Which brings us to the "Oh, no ..." statement attributed by Chavez to Schulz, but denied by the latter. As indicated, we must accept the district court's finding that Schulz did in fact make the remark. Is such a sufficient reed upon which to hang a judgment for nearly $50,000? We think not.
The statement itself is in our view equivocal; whether it refers to the 1977 episode or something occurring in the intervening ten years is pure guesswork. But for that one bit of evidence, the City, under the described circumstances, would have to prevail. And that short utterance attributed to Schulz by Chavez is not enough to change the result. We are convinced that a mistake was made. United States Gypsum Co., supra. In sum, the evidence in our view is insufficient to support the district court's finding that the City did not promote Chavez in 1987 because he filed a complaint with the EEOC in 1977.
Judgment reversed and cause remanded with direction that the district court enter judgment in favor of the City.

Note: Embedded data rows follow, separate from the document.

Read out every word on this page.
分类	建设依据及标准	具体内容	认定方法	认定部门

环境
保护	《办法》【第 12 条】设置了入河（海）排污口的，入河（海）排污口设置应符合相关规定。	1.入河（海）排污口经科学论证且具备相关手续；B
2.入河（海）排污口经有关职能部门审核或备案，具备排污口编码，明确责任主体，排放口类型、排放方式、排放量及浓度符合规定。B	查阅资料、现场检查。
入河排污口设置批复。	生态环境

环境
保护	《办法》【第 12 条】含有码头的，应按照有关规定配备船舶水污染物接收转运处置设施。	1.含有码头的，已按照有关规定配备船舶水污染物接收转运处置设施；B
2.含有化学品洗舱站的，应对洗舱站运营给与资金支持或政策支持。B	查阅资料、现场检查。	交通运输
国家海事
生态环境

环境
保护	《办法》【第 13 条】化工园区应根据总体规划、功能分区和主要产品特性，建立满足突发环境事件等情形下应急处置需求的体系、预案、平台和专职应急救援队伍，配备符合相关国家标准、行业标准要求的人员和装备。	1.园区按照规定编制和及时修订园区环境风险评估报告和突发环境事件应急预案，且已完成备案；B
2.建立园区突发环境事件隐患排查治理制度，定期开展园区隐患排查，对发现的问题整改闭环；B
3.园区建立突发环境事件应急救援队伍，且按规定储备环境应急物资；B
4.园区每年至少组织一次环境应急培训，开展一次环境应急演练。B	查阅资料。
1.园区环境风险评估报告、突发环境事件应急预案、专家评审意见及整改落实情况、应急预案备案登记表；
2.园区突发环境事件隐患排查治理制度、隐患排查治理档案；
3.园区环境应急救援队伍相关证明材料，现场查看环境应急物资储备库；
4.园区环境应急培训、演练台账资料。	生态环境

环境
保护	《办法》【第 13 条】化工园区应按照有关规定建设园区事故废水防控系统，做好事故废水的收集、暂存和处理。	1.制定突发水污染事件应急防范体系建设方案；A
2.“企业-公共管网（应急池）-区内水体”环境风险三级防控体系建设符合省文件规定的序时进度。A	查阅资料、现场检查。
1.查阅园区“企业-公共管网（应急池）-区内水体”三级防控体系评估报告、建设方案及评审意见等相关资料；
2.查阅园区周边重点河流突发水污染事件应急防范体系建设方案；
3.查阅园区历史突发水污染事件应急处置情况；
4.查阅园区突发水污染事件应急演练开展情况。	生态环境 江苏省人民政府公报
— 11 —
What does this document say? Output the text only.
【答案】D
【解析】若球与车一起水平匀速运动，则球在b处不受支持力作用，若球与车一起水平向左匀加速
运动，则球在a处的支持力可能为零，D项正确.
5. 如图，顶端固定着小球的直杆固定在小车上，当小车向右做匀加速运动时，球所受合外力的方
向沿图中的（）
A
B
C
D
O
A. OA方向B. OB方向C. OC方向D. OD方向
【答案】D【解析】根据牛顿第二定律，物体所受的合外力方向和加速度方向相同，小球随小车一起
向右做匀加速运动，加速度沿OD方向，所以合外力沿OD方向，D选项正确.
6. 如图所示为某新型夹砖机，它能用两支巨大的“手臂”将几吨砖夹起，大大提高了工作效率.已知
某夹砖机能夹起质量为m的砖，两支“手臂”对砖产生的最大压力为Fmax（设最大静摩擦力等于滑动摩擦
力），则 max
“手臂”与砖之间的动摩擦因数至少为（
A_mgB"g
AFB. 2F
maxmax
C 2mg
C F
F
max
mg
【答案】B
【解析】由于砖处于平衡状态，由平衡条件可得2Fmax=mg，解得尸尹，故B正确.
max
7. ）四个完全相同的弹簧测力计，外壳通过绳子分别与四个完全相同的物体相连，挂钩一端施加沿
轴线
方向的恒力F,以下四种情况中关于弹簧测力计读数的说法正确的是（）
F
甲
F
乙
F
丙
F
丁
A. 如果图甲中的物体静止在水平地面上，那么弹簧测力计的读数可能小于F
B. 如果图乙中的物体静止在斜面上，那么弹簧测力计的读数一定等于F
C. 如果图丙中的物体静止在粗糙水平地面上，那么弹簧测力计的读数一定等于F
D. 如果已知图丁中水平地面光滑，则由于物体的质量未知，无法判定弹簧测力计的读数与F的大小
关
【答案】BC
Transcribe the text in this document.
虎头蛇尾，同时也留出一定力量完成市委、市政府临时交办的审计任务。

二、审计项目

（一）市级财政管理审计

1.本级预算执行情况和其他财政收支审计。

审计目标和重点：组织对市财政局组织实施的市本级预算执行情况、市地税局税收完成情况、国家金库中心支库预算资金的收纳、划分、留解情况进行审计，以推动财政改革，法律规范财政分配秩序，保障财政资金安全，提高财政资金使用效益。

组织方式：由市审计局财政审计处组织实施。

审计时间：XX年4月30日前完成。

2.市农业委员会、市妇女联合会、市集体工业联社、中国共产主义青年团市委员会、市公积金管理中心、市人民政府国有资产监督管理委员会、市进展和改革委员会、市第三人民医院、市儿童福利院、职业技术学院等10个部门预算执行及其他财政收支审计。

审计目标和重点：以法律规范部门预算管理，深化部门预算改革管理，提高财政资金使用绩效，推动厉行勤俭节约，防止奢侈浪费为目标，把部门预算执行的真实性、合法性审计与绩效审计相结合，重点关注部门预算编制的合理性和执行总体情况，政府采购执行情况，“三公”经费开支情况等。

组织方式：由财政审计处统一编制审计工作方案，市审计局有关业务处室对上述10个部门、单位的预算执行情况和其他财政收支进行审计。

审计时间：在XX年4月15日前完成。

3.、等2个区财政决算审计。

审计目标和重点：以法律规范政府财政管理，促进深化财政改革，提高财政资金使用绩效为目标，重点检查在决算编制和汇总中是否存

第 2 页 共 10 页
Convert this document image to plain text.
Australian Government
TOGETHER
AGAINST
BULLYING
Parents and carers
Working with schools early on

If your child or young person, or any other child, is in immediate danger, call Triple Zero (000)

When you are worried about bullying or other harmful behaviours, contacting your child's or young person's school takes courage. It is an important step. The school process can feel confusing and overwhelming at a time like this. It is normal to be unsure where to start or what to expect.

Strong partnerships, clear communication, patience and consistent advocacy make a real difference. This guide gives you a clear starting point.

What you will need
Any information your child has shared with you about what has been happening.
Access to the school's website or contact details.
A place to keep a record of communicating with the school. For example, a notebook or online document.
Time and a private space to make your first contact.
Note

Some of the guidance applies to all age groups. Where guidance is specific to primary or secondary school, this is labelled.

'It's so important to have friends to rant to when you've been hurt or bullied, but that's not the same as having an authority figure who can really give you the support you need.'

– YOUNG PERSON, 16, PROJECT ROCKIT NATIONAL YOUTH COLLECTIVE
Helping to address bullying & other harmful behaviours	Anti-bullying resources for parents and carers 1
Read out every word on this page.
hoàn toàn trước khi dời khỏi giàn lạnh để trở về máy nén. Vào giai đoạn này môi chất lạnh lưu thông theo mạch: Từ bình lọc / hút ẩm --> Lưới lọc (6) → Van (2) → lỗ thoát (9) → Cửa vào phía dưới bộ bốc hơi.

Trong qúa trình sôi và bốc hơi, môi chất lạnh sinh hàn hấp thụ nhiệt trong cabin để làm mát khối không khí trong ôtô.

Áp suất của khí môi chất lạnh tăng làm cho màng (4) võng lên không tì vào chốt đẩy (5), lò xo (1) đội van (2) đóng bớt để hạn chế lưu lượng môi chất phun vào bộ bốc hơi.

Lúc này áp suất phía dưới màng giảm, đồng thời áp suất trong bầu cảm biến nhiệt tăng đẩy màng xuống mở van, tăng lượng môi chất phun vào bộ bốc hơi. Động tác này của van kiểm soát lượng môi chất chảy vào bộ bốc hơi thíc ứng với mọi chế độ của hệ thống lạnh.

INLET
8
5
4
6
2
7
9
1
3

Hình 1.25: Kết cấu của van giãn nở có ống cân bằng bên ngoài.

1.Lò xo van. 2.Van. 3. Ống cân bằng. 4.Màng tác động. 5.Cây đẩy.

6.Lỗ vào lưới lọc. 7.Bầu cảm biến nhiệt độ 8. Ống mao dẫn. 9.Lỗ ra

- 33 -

Honorable Sven Erik Holmes, District Judge for the Northern District of Oklahoma, sitting by designation
The City filed a notice of appeal from the judgment entered on or about December 12, 1991. That appeal, No. 94-1520, was later dismissed because of a jurisdictional defect. An amended judgment was entered by the district court on December 22, 1994, and an amended notice of appeal was filed on January 23, 1995
The district court in its findings did recognize the possibility of a personality conflict between Chavez and Schulz, observing that Chavez was aggressive and that Schulz was older and "set in his ways."